I had also had this particular discussion with another individual
previously (but I can't seem to find it in my archive), and one point
brought up was that apparently Python 2.5 was supposed to have a variant
codec for utf-8 that automatically stripped at most one \ufeff character
from the beginning of decoded output and added it during encoding,
similar to how the generic 'utf-16' and 'utf-32' codecs add and strip:

>>> u'hello'.encode('utf-16')
'\xff\xfeh\x00e\x00l\x00l\x00o\x00'
>>> len(u'hello'.encode('utf-16').decode('utf-16'))
5
>>> 

I'm unable to find that particular utf-8 codec in the version of Python
2.5 I have installed, but I may not be looking in the right places, or
spelling it the right way.

In any case, I believe that the above behavior is correct for the
context.  Why?  Because utf-8 has no endianness, its 'generic' decoding
spelling of 'utf-8' is analagous to all three 'utf-16', 'utf-16-be', and
'utf-16-le' decoding spellings; two of which don't strip.

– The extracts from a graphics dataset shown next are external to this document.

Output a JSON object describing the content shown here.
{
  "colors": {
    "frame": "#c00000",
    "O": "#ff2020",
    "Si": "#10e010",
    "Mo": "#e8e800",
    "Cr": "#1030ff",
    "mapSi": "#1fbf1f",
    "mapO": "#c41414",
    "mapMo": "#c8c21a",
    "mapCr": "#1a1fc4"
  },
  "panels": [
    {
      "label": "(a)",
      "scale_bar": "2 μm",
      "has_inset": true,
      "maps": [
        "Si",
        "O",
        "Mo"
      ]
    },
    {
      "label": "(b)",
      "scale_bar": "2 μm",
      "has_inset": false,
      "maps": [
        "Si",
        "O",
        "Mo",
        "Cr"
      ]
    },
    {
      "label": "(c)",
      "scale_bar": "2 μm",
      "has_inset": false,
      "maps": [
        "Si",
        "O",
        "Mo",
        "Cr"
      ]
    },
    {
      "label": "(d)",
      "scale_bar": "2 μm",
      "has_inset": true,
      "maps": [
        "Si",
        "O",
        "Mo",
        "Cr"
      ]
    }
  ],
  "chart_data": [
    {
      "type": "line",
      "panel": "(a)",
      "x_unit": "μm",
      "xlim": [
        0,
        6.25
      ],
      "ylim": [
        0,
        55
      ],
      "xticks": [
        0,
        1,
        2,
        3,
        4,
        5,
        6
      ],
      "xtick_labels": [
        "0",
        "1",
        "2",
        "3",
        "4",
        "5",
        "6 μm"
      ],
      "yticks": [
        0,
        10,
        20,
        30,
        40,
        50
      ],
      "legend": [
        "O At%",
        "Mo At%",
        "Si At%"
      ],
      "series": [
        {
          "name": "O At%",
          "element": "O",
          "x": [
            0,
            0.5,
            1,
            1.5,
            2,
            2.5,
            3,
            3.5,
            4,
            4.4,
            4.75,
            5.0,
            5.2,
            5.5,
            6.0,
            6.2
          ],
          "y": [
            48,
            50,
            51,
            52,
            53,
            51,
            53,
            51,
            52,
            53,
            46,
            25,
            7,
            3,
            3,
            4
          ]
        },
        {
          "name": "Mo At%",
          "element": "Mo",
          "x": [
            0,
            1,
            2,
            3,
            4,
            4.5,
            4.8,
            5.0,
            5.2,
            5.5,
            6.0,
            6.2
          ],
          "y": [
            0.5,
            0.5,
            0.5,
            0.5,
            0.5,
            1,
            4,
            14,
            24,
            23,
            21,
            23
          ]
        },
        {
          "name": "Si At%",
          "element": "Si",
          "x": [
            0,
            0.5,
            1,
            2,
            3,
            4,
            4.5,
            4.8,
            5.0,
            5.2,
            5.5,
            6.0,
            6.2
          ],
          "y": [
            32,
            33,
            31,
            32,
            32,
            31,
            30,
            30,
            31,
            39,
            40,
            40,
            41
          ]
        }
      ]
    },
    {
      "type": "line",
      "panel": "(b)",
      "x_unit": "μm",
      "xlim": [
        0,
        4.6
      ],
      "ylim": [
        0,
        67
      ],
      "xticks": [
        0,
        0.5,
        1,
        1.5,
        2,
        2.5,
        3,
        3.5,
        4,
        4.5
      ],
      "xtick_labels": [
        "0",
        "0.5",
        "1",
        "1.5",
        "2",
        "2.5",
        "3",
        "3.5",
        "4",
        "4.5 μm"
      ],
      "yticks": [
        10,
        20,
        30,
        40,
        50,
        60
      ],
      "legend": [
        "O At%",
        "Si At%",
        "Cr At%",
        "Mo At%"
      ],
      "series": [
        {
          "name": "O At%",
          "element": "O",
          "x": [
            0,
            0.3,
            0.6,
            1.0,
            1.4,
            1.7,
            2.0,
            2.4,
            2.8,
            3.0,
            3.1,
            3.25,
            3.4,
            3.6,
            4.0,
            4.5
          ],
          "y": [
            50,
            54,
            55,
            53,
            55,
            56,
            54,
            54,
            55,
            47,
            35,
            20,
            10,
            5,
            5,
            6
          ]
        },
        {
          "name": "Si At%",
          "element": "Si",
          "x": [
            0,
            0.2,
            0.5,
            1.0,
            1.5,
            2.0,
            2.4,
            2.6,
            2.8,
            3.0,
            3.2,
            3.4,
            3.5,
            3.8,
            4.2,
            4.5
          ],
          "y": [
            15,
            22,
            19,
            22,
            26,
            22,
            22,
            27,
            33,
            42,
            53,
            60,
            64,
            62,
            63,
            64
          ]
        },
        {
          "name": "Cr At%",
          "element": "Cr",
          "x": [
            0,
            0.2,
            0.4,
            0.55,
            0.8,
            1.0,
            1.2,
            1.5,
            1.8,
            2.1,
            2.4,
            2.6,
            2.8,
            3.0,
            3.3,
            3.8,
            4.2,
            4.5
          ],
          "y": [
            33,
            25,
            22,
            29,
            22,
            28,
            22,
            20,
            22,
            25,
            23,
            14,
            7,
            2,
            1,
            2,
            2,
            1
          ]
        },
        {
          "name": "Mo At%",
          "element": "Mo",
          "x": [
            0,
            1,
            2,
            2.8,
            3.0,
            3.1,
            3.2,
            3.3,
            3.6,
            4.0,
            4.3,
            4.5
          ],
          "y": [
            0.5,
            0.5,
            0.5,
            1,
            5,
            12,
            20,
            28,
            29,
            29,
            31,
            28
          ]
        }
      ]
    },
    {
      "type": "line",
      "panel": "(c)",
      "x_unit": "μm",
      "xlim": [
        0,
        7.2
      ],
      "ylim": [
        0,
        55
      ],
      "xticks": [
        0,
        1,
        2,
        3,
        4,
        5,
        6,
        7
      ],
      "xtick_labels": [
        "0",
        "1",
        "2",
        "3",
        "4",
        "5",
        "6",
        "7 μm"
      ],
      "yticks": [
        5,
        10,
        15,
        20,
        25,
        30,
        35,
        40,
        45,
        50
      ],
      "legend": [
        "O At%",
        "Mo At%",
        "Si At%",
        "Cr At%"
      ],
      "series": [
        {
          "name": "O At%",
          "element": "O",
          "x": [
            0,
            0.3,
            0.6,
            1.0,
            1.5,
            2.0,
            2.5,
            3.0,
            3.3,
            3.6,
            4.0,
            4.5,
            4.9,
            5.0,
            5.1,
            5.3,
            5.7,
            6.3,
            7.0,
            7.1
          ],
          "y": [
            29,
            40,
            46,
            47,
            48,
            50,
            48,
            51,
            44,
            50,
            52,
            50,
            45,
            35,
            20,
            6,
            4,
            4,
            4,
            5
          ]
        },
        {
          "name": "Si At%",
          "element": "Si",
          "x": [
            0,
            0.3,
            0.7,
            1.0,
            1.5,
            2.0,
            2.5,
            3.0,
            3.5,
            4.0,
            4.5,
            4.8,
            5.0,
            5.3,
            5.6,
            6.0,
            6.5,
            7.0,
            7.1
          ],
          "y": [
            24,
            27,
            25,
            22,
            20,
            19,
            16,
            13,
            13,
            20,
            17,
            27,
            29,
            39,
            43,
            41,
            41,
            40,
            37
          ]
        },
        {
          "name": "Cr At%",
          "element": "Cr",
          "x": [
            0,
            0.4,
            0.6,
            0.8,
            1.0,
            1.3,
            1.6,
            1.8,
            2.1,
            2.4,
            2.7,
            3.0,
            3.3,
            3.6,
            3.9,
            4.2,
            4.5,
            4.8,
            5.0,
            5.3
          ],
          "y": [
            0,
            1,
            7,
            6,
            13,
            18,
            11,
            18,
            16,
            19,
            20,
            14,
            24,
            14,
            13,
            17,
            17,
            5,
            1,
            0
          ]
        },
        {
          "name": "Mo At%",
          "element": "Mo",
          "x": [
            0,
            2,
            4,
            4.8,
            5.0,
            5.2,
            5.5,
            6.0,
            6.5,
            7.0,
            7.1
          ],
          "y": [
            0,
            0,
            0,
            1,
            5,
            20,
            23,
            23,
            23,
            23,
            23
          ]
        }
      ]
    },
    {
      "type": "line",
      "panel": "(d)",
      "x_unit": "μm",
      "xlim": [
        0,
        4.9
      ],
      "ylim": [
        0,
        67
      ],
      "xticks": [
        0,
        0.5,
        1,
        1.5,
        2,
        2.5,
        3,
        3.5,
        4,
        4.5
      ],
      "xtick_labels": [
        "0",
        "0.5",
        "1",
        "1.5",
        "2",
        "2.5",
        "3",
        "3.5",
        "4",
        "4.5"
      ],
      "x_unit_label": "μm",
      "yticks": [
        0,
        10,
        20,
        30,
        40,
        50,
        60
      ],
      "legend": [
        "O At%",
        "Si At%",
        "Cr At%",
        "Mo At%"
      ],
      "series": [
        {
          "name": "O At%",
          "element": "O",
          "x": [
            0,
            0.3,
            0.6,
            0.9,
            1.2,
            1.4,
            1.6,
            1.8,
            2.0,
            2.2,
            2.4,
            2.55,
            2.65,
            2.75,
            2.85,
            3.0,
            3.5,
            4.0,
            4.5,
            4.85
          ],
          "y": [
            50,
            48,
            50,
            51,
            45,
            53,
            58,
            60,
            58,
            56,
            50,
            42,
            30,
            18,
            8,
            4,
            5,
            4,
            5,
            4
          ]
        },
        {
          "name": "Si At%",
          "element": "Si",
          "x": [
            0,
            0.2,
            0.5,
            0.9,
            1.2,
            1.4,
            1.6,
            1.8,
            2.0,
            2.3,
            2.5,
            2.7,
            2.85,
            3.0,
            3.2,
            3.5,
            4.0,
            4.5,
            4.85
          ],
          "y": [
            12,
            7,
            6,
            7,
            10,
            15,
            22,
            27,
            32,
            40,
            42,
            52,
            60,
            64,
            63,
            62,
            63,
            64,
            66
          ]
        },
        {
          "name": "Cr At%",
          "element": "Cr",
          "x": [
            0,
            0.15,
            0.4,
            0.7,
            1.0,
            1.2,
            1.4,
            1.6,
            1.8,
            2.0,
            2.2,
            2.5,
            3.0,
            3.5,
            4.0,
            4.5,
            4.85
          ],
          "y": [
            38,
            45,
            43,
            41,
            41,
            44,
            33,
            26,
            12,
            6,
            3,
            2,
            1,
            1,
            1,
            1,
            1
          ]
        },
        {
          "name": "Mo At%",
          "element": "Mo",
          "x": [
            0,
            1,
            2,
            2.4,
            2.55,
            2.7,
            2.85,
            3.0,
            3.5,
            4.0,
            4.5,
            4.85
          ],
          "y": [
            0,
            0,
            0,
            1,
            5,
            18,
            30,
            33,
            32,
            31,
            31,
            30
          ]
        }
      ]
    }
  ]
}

> >>> a = "hello".encode("utf-16le").decode("utf-16le")
> >>> b = (codecs.BOM_UTF16_LE + "hello".encode("utf-16le")).decode("utf-16le")
> >>> len(a)
> 5
> >>> len(b)
> 6
> >>> a == b
> False

Georg Brandl responded to this example already.

> >>> a
> u'hello'
> >>> b
> u'\ufeffhello'
> >>> print a
> hello
> >>> print b
> Traceback (most recent call last):
>   File "<stdin>", line 1, in ?
>   File "/usr/lib/python2.4/encodings/iso8859_15.py", line 18, in encode
>     return codecs.charmap_encode(input,errors,encoding_map)
> UnicodeEncodeError: 'charmap' codec can't encode character u'\ufeff' in position 0: character maps to <undefined>

There are two answers to this particular "problem".  Either that is
expected and desireable behavior for all non-utf encodings, or all
non-utf encodings need to gain a mapping of the feff code point to the
empty string.  I think the behavior is expected and desireable.  Why?
Because none of the non-utf encodings have a valid and round-trip-able
representation for the feff code point.

Also, if you want to print possibly arbitrary unicode strings to the
console, you may consider encoding the unicode string first, offering
either 'ignore' or 'replace' as the second argument.

 - Josiah